I can see why you have Michael Howard as number one of the worst and myself as the best at number 15. I have now sorted the prison overcrowding crisis I inherited from Michael Howard. I intend to make use of the Millennium Dome, Butlin's Holiday Camps (out of season), the Tube Trains overnight and telephone boxes with no more than three inmates in each.

Anonymous said...

4. Reginald Maudling

= Operation Countryman

= John Poulson

= Which Lodge ?

Iain Dale said...

Er, he wasn;t 4, he was 14.

Anonymous said...

Come on Iain. Blunkett is the worst of the lot by a country mile.

Anonymous said...

Should I be ashamed for knowing of 14 of them, or knowing of *only* 14 of them?
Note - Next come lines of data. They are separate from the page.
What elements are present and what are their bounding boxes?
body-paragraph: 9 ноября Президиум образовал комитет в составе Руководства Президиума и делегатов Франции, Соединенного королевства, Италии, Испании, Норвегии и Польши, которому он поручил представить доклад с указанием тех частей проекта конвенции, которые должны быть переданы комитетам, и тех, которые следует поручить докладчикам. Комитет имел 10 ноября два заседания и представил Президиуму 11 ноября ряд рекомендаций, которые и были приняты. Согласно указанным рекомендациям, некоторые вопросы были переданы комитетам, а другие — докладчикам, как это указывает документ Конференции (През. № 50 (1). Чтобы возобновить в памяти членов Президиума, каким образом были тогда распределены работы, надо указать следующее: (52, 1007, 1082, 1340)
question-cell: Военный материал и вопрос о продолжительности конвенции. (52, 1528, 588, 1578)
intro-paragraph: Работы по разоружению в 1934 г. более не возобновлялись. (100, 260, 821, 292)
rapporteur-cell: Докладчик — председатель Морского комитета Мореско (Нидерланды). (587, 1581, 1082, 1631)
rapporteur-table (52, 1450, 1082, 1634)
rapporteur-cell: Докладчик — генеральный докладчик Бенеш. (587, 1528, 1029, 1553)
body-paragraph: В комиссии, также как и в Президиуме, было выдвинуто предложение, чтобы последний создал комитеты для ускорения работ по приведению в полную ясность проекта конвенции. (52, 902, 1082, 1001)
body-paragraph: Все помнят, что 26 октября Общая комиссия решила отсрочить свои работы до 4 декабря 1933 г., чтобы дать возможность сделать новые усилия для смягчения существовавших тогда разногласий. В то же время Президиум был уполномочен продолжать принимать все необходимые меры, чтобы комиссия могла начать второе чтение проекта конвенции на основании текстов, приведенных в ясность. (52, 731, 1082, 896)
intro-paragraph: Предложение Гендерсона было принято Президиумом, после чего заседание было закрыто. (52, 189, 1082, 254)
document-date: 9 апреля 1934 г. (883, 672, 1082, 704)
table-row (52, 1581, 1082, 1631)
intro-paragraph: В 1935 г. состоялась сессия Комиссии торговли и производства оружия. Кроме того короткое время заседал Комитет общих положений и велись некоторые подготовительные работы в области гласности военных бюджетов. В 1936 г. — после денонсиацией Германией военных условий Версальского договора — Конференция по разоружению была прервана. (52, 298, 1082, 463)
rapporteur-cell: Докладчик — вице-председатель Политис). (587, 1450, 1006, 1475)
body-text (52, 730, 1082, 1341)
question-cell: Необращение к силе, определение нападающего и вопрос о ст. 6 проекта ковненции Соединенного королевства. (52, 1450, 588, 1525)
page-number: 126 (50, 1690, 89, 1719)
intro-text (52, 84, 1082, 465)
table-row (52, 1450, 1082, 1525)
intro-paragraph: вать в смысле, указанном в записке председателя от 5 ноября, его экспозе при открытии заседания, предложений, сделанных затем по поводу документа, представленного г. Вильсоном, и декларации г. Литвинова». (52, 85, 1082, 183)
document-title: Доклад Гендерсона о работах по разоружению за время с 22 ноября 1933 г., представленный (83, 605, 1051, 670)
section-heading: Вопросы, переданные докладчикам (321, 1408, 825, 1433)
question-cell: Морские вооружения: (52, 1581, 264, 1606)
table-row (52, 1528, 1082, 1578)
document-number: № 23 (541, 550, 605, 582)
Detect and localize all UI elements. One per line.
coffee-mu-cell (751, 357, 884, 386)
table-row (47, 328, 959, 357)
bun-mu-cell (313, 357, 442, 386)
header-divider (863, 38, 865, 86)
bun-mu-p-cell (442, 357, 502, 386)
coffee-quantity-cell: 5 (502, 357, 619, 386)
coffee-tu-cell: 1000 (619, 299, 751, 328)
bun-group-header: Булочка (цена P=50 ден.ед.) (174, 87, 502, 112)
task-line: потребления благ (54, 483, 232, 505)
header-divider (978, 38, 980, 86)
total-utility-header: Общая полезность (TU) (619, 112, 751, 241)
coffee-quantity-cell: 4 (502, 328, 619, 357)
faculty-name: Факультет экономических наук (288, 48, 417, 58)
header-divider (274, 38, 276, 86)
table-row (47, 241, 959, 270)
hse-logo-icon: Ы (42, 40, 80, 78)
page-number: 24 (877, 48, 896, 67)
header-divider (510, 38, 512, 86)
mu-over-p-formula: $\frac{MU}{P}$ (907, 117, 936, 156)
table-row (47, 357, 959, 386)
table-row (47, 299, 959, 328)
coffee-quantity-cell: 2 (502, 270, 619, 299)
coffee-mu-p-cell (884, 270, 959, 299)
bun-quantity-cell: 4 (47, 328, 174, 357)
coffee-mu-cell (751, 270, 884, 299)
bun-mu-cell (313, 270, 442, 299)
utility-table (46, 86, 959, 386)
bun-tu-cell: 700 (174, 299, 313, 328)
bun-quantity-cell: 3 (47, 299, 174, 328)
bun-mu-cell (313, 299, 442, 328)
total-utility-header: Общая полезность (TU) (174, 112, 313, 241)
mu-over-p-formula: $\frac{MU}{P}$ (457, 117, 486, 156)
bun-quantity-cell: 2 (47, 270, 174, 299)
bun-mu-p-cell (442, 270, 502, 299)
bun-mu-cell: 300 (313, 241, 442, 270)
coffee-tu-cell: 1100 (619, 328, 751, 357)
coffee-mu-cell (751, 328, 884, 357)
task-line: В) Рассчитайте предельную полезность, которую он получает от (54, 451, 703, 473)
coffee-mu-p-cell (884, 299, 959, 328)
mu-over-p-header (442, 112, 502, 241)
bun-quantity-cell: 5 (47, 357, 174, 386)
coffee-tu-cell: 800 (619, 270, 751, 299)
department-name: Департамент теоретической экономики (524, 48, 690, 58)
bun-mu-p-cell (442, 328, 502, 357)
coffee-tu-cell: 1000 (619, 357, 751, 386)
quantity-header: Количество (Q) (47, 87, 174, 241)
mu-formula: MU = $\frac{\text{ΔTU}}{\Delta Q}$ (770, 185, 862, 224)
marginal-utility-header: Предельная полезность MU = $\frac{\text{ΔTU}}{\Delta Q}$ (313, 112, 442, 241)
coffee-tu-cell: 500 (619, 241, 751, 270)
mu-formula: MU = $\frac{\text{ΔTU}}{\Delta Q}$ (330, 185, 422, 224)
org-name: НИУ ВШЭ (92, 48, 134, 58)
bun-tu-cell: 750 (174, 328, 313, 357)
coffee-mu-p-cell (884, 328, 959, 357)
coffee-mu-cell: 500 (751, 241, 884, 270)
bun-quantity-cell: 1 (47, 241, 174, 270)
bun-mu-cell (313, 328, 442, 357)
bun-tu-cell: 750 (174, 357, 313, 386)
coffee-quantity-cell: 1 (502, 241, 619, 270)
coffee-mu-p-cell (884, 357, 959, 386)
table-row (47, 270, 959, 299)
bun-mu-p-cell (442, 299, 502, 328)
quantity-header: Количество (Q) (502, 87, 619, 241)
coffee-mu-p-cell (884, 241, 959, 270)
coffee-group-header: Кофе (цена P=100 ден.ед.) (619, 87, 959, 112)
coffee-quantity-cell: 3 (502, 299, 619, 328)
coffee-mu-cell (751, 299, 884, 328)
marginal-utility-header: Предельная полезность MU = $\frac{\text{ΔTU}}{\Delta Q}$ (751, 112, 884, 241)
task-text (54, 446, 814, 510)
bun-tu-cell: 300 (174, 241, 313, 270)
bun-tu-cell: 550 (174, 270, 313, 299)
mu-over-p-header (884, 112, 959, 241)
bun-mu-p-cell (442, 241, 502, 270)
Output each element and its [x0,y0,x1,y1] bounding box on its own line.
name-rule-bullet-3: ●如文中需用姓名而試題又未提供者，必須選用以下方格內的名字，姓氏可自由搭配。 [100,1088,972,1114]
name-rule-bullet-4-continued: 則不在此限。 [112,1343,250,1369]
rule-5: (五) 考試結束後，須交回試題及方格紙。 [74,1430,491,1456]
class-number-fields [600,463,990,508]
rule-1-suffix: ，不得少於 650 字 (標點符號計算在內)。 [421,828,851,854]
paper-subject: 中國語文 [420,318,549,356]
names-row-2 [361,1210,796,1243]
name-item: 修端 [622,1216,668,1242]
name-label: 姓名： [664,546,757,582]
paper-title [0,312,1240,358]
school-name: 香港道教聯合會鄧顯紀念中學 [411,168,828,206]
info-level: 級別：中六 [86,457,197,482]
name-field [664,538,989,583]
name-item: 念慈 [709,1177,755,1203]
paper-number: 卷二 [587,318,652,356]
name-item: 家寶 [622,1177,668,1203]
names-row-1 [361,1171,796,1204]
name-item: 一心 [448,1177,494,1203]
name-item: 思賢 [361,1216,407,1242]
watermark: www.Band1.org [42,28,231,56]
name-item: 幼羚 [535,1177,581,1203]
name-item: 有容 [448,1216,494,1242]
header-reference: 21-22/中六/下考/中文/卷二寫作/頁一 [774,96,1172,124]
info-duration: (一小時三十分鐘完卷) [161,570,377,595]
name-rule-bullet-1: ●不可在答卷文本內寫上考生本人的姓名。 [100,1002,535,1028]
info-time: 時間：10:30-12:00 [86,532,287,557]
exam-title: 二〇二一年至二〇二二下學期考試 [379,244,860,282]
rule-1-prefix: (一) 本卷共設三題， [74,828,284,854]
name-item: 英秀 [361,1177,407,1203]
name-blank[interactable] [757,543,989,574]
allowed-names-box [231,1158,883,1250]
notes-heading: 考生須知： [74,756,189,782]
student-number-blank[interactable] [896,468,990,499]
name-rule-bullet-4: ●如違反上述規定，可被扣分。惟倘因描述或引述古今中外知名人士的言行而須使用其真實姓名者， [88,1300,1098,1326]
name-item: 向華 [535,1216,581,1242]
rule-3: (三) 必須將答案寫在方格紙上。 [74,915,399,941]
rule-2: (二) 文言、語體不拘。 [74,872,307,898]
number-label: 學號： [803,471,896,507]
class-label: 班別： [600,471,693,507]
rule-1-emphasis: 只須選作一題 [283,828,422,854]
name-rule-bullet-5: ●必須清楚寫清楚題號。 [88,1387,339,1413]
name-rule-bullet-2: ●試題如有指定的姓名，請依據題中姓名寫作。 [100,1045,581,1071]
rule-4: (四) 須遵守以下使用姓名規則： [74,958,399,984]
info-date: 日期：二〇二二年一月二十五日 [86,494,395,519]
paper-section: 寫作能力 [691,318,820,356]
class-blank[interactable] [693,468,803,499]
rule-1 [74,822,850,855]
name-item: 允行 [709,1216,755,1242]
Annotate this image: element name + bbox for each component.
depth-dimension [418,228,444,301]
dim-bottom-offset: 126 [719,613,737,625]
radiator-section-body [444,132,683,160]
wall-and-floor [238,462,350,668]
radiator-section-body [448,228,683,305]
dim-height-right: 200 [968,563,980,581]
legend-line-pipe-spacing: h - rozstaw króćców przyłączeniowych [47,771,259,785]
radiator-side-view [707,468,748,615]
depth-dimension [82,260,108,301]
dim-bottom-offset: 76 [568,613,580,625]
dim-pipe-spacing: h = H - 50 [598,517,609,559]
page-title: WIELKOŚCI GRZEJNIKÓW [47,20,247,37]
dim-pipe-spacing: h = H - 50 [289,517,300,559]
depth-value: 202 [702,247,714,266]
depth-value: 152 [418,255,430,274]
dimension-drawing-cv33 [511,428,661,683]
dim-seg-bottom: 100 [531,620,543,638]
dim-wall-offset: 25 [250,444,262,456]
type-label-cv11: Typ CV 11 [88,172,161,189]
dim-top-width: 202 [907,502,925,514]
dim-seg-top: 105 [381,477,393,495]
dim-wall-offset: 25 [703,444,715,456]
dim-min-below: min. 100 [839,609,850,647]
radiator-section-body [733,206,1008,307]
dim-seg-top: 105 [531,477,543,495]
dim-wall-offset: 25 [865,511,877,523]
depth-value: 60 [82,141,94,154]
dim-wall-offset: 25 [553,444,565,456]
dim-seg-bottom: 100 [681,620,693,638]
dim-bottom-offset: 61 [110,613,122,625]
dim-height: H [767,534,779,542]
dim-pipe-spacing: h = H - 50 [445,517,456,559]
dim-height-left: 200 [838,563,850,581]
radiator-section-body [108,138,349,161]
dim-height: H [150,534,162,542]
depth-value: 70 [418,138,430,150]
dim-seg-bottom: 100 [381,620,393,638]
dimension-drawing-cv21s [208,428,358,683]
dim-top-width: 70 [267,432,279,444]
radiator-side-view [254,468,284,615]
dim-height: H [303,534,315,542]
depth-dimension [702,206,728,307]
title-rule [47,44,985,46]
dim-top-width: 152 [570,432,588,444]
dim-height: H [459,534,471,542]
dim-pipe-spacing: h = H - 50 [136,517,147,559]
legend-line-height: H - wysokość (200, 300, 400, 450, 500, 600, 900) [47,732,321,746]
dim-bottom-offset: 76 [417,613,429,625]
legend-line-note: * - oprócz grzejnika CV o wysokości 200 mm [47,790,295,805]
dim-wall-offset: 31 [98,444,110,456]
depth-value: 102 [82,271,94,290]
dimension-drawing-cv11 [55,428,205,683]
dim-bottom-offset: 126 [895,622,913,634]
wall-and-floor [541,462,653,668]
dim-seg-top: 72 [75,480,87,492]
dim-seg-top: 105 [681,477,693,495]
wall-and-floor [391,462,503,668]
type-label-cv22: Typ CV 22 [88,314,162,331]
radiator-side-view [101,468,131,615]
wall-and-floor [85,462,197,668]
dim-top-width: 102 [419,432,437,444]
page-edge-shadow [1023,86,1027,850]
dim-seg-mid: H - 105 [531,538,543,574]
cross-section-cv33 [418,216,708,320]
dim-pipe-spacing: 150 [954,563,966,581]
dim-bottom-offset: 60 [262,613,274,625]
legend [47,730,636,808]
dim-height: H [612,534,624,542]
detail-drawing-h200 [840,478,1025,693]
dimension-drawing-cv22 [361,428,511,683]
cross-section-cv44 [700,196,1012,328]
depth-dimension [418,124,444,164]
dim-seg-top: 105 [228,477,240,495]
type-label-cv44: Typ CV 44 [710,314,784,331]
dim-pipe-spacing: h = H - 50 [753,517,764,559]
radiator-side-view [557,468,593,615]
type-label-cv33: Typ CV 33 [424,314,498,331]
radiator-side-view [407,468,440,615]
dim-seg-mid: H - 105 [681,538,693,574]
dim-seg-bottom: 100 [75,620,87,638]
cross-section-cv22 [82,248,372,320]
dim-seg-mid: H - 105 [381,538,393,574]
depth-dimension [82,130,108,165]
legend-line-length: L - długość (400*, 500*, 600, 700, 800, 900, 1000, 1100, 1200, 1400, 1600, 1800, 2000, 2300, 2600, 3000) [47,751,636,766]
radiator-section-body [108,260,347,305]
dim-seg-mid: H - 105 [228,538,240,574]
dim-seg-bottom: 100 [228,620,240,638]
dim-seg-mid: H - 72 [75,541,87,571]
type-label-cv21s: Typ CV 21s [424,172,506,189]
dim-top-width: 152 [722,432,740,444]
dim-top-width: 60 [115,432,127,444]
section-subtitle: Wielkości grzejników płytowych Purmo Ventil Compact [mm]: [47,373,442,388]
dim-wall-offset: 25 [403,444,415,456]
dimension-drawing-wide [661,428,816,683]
I'm 40.

Anonymous said...

harold wilson was really irked by robert carr, for some reason. apparently, he used to mutter about carr's membership of the all england club whenever he was at the despatch box. funny, because carr is rightly regarded as one of the most decent men to hold the job.

as for blunkett's book, iain, for god's sake, don't finish it. you're using time and oxygen that you will bitterly regret when you're an old man. i have read obscure political books by everyone, including efforts by jim prior, jock bruce-gardyne, rab butler, bryan gould, philip gould - all have taught me something about them, their times, their colleagues and the challenges they faced.

blunkett's strange, lazy, ill-disciplined, self-serving (to a monumental degree) effort comes right at the bottom of the pile.

it reminds me of the Alan Partridge biog, Bouncing Back, where he uses the phrase "Needless to say, I had the last laugh", on 14 occasions, tho Blunko uses it about four hundred times.

it will only be "beaten" if and when diane abbott writes a book, presumably with a blunt crayon, with lots of nice pictures.

Anonymous said...

Er, he wasn;t 4, he was 14.

My cut-and-paste error was of more concern than that he was a Freemason receiving gifts from Fellow Mason and Wakefield architect corrupter of Jack Cunningham's father, and Reggie was i/c of the Met where Commissioner Robert Mark was busy rooting Masonic corruption from The Yard ?


BTW - is Lord Macpherson a Mason ?

Anonymous said...

I haven't finished with you yet, Reid

Anonymous said...

Rees and Carr should definitely rank ahead of Blunkett,Brittan and Baker.Roy Jenkins should be 7 1/2.Depending on your point of view,he was either the best or the worst.

Anonymous said...

Michael Howard @11.20: Should I fret at your threat? Jeremy Paxman and Anne Widdecombe. Ring any bells?

Anonymous said...

Merlyn Rees was a fine Home Secretary, as was Roy Jenkins. I have to admit that that I have a small bias as I am a Labour support, as you do because you are a conservative, but those two especially are men who were pragmatic. Plus, I recently read interestingly that Jenkins was a muniturist as well, BEFORE Thatcher. Oh, yes he was!

Anonymous said...

Must confess to having suggested the task. Looking at the list, its a harder one to sort than i had thought...

But here goes - Hurd up at top, with Merlyn Rees, Straw, Whitelaw and Jenkins pretty high up too. I think David Waddington much under-rated - a bit of a buffoon, but surprisingly sensible most of the time (like many Tory grandees, which I guess he sort of was). Howard completely cocked up his tenure - the most disgraceful Tory Home Sec in living memory - which given where he started from must shove him down the rankings second only to Blunkett (at the bottom). Both shared the same weaknesses of knee jerk populism and administrative incompetence. Can't remember Carr (I can only plead youth (sort of)), and Leon Brittan was completely unmemorable in the Home Office. Clarke(K) was his usual chancer self whilst in post, attractive, but must score below mid-ranking; Charles Clarke and John Reid score below par but not bottom - they were the poor saps left to deal with Blunketts complete trashing of what was always a difficult department to run properly.

Find it hard to rate Ken Baker - as a Labour activist at the time, I hated him out of principle and find it hard now to disintangle his legacy from the cruel Spitting Image puppet...

What it does highlight as an exercise is the calibre of politician who held the post in the 70s and 80s and how (Jack Straw excepted) the status and talent of successive holders of the Home Secretaryship visibly diminished from the early 90s onwards.